Stefano Ghisolfi's path to Trentino

A life of climbing

"Climbing is a natural, instinctive movement. I don't know where it comes from, maybe survival, something we all have within us. Even children who can't yet walk begin to climb on everything". Stefano Ghisolfi never stopped: he has always climbed, and he will continue to do so for the rest of his life. 

Stefano Ghisolfi, world-class climber

The choice of Trentino

Power and strength in technical movements, concentration, control and balance when it comes to your vision, patience and the anticipation of building a successful route to the top bit by bit, breaking down the goal. Originally from Turin, and one of the most accomplished climbers in the world, Stefano chose the cliffs of Arco in the Garda area, and made them his home.  

"The opportunities offered by Arco and Trentino are unique. There are many places in Italy where you can climb, but Arco offers many of the most challenging rock faces in a truly concentrated area. In Turin it was possible to climb, but I had to get in the car and travel for hours, and I wanted to do this every day of my life". Here, Stefano can find what he needs, on foot or by bike: ever more challenging rock faces that allow him to push his limits every time.  

Stefano Ghisolfi, world-class climber

Climbing is for everyone

Anyone can climb. Stefano started competing at 6 years old, and he never stopped, right up to winning the world title. "From when I was very little I already enjoyed climbing on everything; on the walls, on bricks, on lampposts, on road signs. In the playground, my favourite games involved hanging from things, swinging - it really was something natural to me. While other children might have been afraid, I climbed up like a spider". 

Courses at the gym start from age 4, but it is also possible to try out the experience on real cliffs with a teacher or an alpine guide. Because climbing is something to experience in the open air, side by side with those who are more or less expert. Unlike other sports, a day on the cliffs brings together champions and beginners, because there are many possible routes up a rock face, from difficulty level 3 - the easiest - up to 8 for the most expert, and 9 for top level champions. 

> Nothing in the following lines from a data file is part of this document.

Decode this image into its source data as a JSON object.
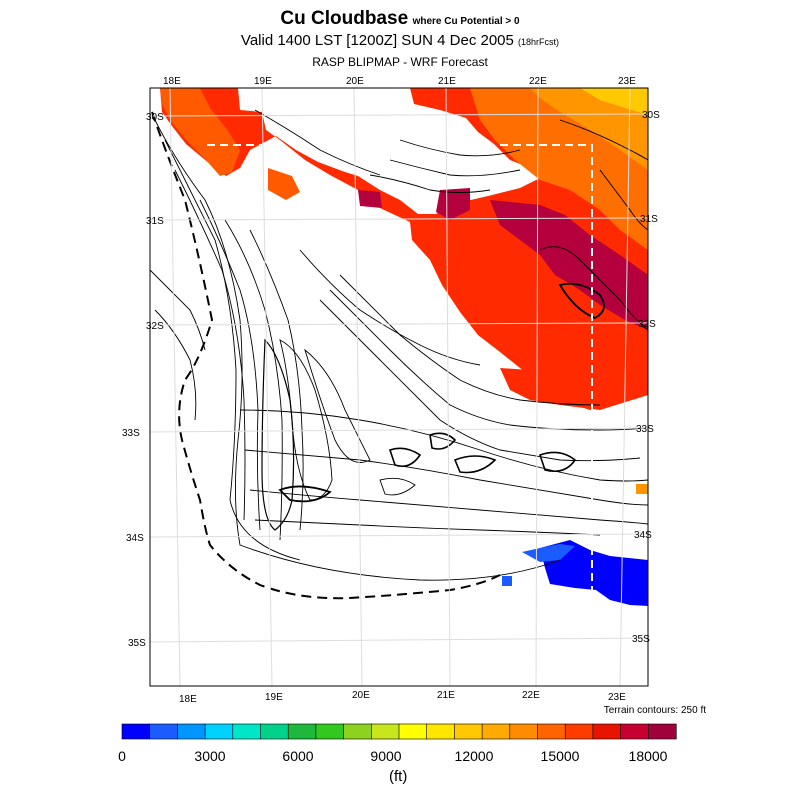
{
  "title": {
    "main": "Cu Cloudbase",
    "qualifier": "where Cu Potential > 0",
    "valid": "Valid 1400 LST [1200Z] SUN 4 Dec 2005",
    "forecast": "(18hrFcst)",
    "source": "RASP BLIPMAP - WRF Forecast"
  },
  "map": {
    "top_lon_labels": [
      "18E",
      "19E",
      "20E",
      "21E",
      "22E",
      "23E"
    ],
    "bottom_lon_labels": [
      "18E",
      "19E",
      "20E",
      "21E",
      "22E",
      "23E"
    ],
    "left_lat_labels": [
      "30S",
      "31S",
      "32S",
      "33S",
      "34S",
      "35S"
    ],
    "right_lat_labels": [
      "30S",
      "31S",
      "32S",
      "33S",
      "34S",
      "35S"
    ],
    "terrain_note": "Terrain contours: 250 ft",
    "contour_color": "#000000"
  },
  "colorbar": {
    "colors": [
      "#0000ff",
      "#1a5cff",
      "#0096ff",
      "#00d2ff",
      "#00e6c8",
      "#00d28c",
      "#1eb93c",
      "#32c81e",
      "#8cd21e",
      "#c8e61e",
      "#ffff00",
      "#ffe600",
      "#ffc800",
      "#ffaa00",
      "#ff8c00",
      "#ff6400",
      "#ff3c00",
      "#e61400",
      "#c80032",
      "#a0003c"
    ],
    "tick_labels": [
      "0",
      "3000",
      "6000",
      "9000",
      "12000",
      "15000",
      "18000"
    ],
    "unit": "(ft)"
  }
}
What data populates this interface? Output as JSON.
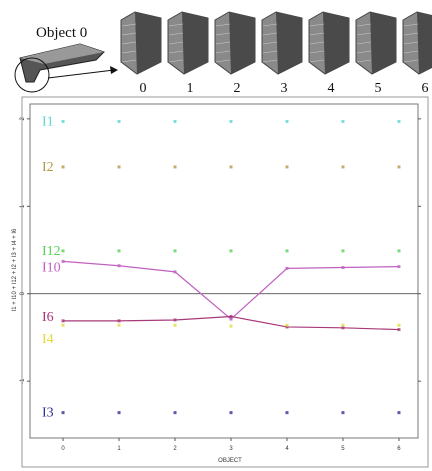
{
  "figure": {
    "object_label": "Object 0",
    "thumbnail_labels": [
      "0",
      "1",
      "2",
      "3",
      "4",
      "5",
      "6"
    ]
  },
  "chart_data": {
    "type": "line",
    "x_label": "OBJECT",
    "y_label": "I1 + I10 + I12 + I2 + I3 + I4 + I6",
    "x": [
      0,
      1,
      2,
      3,
      4,
      5,
      6
    ],
    "xlim": [
      -0.59,
      6.34
    ],
    "xticks": [
      0,
      1,
      2,
      3,
      4,
      5,
      6
    ],
    "ylim": [
      -1.65,
      2.17
    ],
    "yticks": [
      -1,
      0,
      1,
      2
    ],
    "series": [
      {
        "name": "I1",
        "color": "#5ed4d8",
        "mode": "markers",
        "values": [
          1.97,
          1.97,
          1.97,
          1.97,
          1.97,
          1.97,
          1.97
        ]
      },
      {
        "name": "I2",
        "color": "#b09a48",
        "mode": "markers",
        "values": [
          1.45,
          1.45,
          1.45,
          1.45,
          1.45,
          1.45,
          1.45
        ]
      },
      {
        "name": "I12",
        "color": "#58d058",
        "mode": "markers",
        "values": [
          0.49,
          0.49,
          0.49,
          0.49,
          0.49,
          0.49,
          0.49
        ]
      },
      {
        "name": "I10",
        "color": "#c060c0",
        "mode": "lines+markers",
        "values": [
          0.37,
          0.32,
          0.25,
          -0.29,
          0.29,
          0.3,
          0.31
        ]
      },
      {
        "name": "I6",
        "color": "#a83878",
        "mode": "lines+markers",
        "values": [
          -0.31,
          -0.31,
          -0.3,
          -0.26,
          -0.38,
          -0.39,
          -0.41
        ]
      },
      {
        "name": "I4",
        "color": "#e4dc3c",
        "mode": "markers",
        "values": [
          -0.36,
          -0.36,
          -0.36,
          -0.37,
          -0.36,
          -0.36,
          -0.36
        ]
      },
      {
        "name": "I3",
        "color": "#303090",
        "mode": "markers",
        "values": [
          -1.36,
          -1.36,
          -1.36,
          -1.36,
          -1.36,
          -1.36,
          -1.36
        ]
      }
    ]
  }
}
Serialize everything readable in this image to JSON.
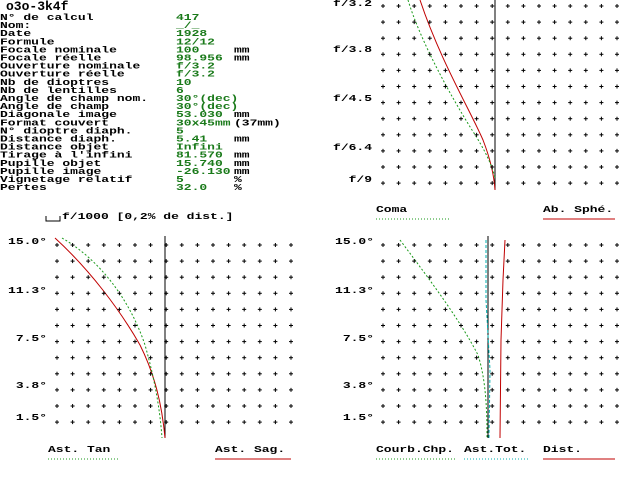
{
  "header": {
    "title": "o3o-3k4f"
  },
  "specs": [
    {
      "label": "N° de calcul",
      "value": "417"
    },
    {
      "label": "Nom:",
      "value": "_/_"
    },
    {
      "label": "Date",
      "value": "1928"
    },
    {
      "label": "Formule",
      "value": "12/12"
    },
    {
      "label": "Focale nominale",
      "value": "100",
      "unit": "mm"
    },
    {
      "label": "Focale réelle",
      "value": "98.956",
      "unit": "mm"
    },
    {
      "label": "Ouverture nominale",
      "value": "f/3.2"
    },
    {
      "label": "Ouverture réelle",
      "value": "f/3.2"
    },
    {
      "label": "Nb de dioptres",
      "value": "10"
    },
    {
      "label": "Nb de lentilles",
      "value": "6"
    },
    {
      "label": "Angle de champ nom.",
      "value": "30°(dec)"
    },
    {
      "label": "Angle de champ",
      "value": "30°(dec)"
    },
    {
      "label": "Diagonale image",
      "value": "53.030",
      "unit": "mm"
    },
    {
      "label": "Format couvert",
      "value": "30x45mm",
      "unit": "(37mm)"
    },
    {
      "label": "N° dioptre diaph.",
      "value": "5"
    },
    {
      "label": "Distance diaph.",
      "value": "5.41",
      "unit": "mm"
    },
    {
      "label": "Distance objet",
      "value": "Infini"
    },
    {
      "label": "Tirage à l'infini",
      "value": "81.570",
      "unit": "mm"
    },
    {
      "label": "Pupille objet",
      "value": "15.740",
      "unit": "mm"
    },
    {
      "label": "Pupille image",
      "value": "-26.130",
      "unit": "mm"
    },
    {
      "label": "Vignetage relatif",
      "value": "5",
      "unit": "%"
    },
    {
      "label": "Pertes",
      "value": "32.0",
      "unit": "%"
    }
  ],
  "panels": [
    {
      "y_labels": [
        "f/3.2",
        "f/3.8",
        "f/4.5",
        "f/6.4",
        "f/9"
      ],
      "legend": [
        "Coma",
        "Ab. Sphé."
      ]
    },
    {
      "title": "f/1000 [0,2% de dist.]",
      "y_labels": [
        "15.0°",
        "11.3°",
        "7.5°",
        "3.8°",
        "1.5°"
      ],
      "legend": [
        "Ast. Tan",
        "Ast. Sag."
      ]
    },
    {
      "y_labels": [
        "15.0°",
        "11.3°",
        "7.5°",
        "3.8°",
        "1.5°"
      ],
      "legend": [
        "Courb.Chp.",
        "Ast.Tot.",
        "Dist."
      ]
    }
  ]
}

Stefano Ghisolfi, world-class climber

Climbing safely

"When it comes to safety, the risk is not high if you do everything well, with caution. If you tie the knot well, and double check with your partner, the risk is almost zero. The safety of climbing is not related to your limits, but instead to a series of manoeuvres that everyone needs to know before starting to climb. Once you have done everything safely, at that point you can go higher and push your limits without any worries".  

Stefano lives on the cliffs, in all seasons, even when it is cold, because it is in the winter that champion climbers grip best. "I am relatively rational, I try to plan everything, spy out a route from the bottom, prepare all my movements, and understand before starting what I am going to do. But there is also a significant element of unpredictability, improvisation. I try to understand everything from the bottom, but then maybe while I am climbing I have to completely change my plans and improvise, because you can't stay hanging on for hours, or even minutes; it's a matter of seconds, sometimes even less".  

Seeing the line

The world of climbing is made up of bolters and climbers. The majority of bolters are also excellent climbers, but not vice versa. The passion of bolters runs in parallel to climbing. A demanding job, which is also a form of altruism and humility. Because when a bolter sees a possible line, from the ground or while on the rock face, he is working for the community, even if he knows that he will never climb it. He bolts the route so that someone else can take it on. Bolting is an art form. And then, when the bolter assigns a category to a route that he has just put up, he needs a climber to confirm it by completing it. There is no official certification of difficulty levels. It is the community that declares the level. And the more difficult the route, the fewer climbers are able to finish it, and therefore share the work.  


Climbing life 

You experience the cliffs in company. "With a less-experienced partner, or one who has never climbed before, my favourite place is the Belvedere a Nago. There is a bit of everything there: really easy rock faces that look out over the lake and capture all the beauty of climbing in the Garda area. Instead, for those who are more expert, my favourite places are the Falesia di Padaro or the Falesia del Bus de la Stria". 

Climbing is training for life. "I face everything as if it were a climbing route. I have learned to break down my goals, addressing one part at a time and managing things that seem insurmountable at the beginning. You just need to give yourself intermediate goals, take small steps, and gradually you will start to see the finish line".  


Stefano Ghisolfi, world-class climber

Climbing the rocks

Stefano Ghisolfi was the first and only climber in the world to complete Excalibur, a short 9b+ line, marked on a smooth rock face with a 40° overhang in Drena, in the realm of the Arco cliffs. An impossible, tactical, technical route seemingly with no footholds. A project that took months, involving three of the strongest climbers in the world. Along with Stefano, these were Adam Ondra and Jakob Schubert.